Do note that the about:newtab's Content-Security-Policy does not allow file: as an img-src, but it is allowed anyway, because we have a long standing issue with file: URLs not being considered subjectToCSP at all. In the future I would like us to have fewer blanket exemptions to CSP like this.

From all of your comments i am taking the impression this "fix" of placing the image in the chrome folder, is not gonna last long.

(In reply to careca from comment #17)

From all of your comments i am taking the impression this "fix" of placing the image in the chrome folder, is not gonna last long.

If the intention is (as indicated in comment 11) for userContent.css to be privileged to load file: URLs then I'll need to fix that before I remove the read exception from the chrome folder in the sandbox policy.

However from comment 16, it seems that it might become subject to other security policies aside from process sandboxing at some point.
I don't know if userContent.css would be given exceptions for that.
In general userContent.css is deprecated, so we can't guarantee maintaining all current functionality and I wouldn't rely on it for anything critical.

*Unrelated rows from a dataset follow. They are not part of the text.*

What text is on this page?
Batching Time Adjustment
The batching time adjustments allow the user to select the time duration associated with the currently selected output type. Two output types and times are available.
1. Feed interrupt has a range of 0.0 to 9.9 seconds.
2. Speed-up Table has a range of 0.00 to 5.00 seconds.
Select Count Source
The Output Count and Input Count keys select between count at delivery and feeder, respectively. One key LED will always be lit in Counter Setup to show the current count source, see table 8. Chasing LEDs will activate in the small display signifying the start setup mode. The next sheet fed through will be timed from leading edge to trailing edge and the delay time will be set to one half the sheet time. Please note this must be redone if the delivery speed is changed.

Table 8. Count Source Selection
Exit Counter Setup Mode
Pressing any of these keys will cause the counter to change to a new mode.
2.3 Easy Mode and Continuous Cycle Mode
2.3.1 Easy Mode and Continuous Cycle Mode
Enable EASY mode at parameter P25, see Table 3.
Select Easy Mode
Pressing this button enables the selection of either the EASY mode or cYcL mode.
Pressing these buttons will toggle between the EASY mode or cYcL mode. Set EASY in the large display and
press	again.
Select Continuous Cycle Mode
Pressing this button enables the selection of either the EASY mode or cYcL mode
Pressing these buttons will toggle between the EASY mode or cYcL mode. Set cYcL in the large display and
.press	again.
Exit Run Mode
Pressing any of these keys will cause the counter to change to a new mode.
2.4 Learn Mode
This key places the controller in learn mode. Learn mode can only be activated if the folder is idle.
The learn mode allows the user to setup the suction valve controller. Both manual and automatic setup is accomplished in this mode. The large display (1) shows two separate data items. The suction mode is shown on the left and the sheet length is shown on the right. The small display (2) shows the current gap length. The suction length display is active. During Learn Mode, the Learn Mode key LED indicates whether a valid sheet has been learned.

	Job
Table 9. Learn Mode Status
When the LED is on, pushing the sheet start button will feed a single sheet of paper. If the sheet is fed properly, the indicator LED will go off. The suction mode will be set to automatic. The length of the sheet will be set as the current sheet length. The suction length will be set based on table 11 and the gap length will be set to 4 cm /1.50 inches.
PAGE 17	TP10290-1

Aligning with coding practices and security guidance as the software evolves is part of normal development practices. Indeed, we won't guarantee support for internal APIs.

But if you register the image in a chrome folder such that it can be loaded through a resource:/ or chrome:/ URL, then it should continue to be possible to load for quite a while. After all, this is how we load our internal images as well. E.g. the settings icon in the bottom right of about:newtab is using an CSS background-image with the URL chrome://global/skin/icons/settings.svg.